Mar 27 2020 02:17 PM
Hi,
As we all know, the DNS is one of the services which is leaking information out from the organizations. I have read some plans to have possibilities to do filtering how much DNS servers are leaking data out. But in case your workstation is living two two different life: VPN and without VPN.
So normally when workstation is having VPN established, all the DNS queries are of course traveling through the VPN.
But when domain joined workstation is starting without VPN it is shooting many different internal DNS queries to the first available DNS server. And as we all know, those queries are plain text on the wire.
Has any on here tried to solve this issue somehow? Having own DNS client for VPN and closing down OS's own DNS client? Or filtering DNS queries for internal domains by local FW?
Apr 02 2020 01:51 AM
Oh! I was sure to get quick solution for this from here 🙂
Just though (or wild idea), as Windows defender cannot filter unwanted DNS queries (?). Would it be the only option to install a local DNS server to all of the workstations and force a dns client to use that. In the local DNS server we could define forwarders for the internal domains. This way internal queries are not sent out.
For not internal DNS queries, we need to query the DNS servers from the DHCP and forward the rest of the DNS queries to those DNS servers.
May 18 2020 07:11 AM
Hi there
I am still thinking about a proper solution... But frankly speaking, it is difficult 🙂
However, if you route all the traffic through the VPN you could leave the dns servers blank and only add the url(s) needed for the vpn connection to the local hosts file. Everything else would then be resolved via the DNS servers provided through the vpn connection.

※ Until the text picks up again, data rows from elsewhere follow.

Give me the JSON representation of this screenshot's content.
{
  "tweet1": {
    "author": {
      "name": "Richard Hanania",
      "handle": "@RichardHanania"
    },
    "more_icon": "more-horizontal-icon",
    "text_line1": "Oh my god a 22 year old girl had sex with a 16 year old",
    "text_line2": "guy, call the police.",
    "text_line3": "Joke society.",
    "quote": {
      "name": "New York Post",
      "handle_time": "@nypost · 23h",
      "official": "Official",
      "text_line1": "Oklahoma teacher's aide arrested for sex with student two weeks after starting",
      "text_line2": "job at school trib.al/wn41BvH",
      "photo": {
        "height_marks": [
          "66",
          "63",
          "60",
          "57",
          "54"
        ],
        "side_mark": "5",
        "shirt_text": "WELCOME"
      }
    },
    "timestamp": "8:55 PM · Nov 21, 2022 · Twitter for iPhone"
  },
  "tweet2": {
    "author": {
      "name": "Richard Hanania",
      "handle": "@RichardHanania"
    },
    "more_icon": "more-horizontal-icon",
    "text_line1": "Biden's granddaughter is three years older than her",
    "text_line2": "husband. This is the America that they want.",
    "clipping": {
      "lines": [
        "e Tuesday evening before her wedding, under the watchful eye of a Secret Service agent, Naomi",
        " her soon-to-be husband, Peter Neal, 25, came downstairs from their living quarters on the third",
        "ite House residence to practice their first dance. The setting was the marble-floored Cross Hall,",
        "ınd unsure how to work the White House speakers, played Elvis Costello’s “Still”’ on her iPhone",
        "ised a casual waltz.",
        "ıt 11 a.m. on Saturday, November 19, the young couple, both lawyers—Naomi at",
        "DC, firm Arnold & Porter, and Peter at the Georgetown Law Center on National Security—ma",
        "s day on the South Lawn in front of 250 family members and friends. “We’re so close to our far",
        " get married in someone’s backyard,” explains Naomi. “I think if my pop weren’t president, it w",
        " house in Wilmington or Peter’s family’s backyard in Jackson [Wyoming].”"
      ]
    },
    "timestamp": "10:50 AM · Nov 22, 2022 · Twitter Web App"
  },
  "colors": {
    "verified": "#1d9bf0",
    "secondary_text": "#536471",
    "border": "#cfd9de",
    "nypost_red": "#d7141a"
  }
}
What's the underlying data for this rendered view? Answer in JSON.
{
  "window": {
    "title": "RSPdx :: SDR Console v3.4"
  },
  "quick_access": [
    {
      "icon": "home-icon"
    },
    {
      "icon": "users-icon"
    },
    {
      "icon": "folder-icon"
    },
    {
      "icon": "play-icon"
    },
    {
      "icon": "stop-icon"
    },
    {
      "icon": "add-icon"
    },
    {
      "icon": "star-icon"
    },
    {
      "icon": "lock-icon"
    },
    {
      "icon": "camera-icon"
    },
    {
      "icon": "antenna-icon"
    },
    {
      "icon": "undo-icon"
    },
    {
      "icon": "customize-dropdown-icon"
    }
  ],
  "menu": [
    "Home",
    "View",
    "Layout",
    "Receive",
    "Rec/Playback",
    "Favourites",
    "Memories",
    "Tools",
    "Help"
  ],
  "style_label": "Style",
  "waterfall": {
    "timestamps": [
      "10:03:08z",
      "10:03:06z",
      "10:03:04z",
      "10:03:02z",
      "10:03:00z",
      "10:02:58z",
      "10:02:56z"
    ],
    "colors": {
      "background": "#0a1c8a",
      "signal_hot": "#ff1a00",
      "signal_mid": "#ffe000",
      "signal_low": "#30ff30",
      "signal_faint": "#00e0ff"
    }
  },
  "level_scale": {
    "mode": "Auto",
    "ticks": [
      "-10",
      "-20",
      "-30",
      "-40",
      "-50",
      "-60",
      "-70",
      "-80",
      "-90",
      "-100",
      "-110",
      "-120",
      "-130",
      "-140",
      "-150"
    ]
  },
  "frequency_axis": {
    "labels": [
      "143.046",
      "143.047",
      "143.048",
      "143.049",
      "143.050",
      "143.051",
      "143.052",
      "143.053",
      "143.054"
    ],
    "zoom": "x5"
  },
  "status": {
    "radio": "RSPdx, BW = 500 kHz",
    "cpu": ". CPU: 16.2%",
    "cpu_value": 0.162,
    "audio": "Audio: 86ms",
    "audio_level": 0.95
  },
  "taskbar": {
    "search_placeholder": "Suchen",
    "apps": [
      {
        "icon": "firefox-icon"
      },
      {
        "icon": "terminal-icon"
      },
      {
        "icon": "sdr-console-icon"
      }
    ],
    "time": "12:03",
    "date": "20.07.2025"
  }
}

But either way (hosts file oder local dns resolver) seems to be more like a workaround than a proper solution...
May 25 2020 10:53 AM
Move to the services tab, and Locate DNS Client from the available services. If you wish to Disable DNS Client Service, untick the checkbox of the same. And To keep the service enabled, simply click on the checkbox to keep the tick mark.
May 25 2020 02:03 PM
Hi @Smith_J ,
I'm not sure could that do what I asked? I do not want to disable DNS as that is core component in computer world. The problem is, when you do not have VPN connection established your workstation is sending a lot of DNS queries to the DNS server on your NIC configuration. I was only hunting a possibility to block our internal FQDNs to be sent to external DNS server when VPN is not ready yet.
Obviously our internal FQDNs are not resolvable on public network, but also if someone listening the traffic they could learn our infrastructure (data leaking), but also sometime even user IDs are sent out.
Would be nice to be able to setup a conditional forwarders for our internal domains to known internal DNS servers only. Unfortunately such a term as "conditional forwarder" is an option only on DNS servers and not for DNS clients. But if that could be possible, then when the VPN is not established, those internal DNS queries are not sent out as internal DNS servers are not reachable, until VPN is working again.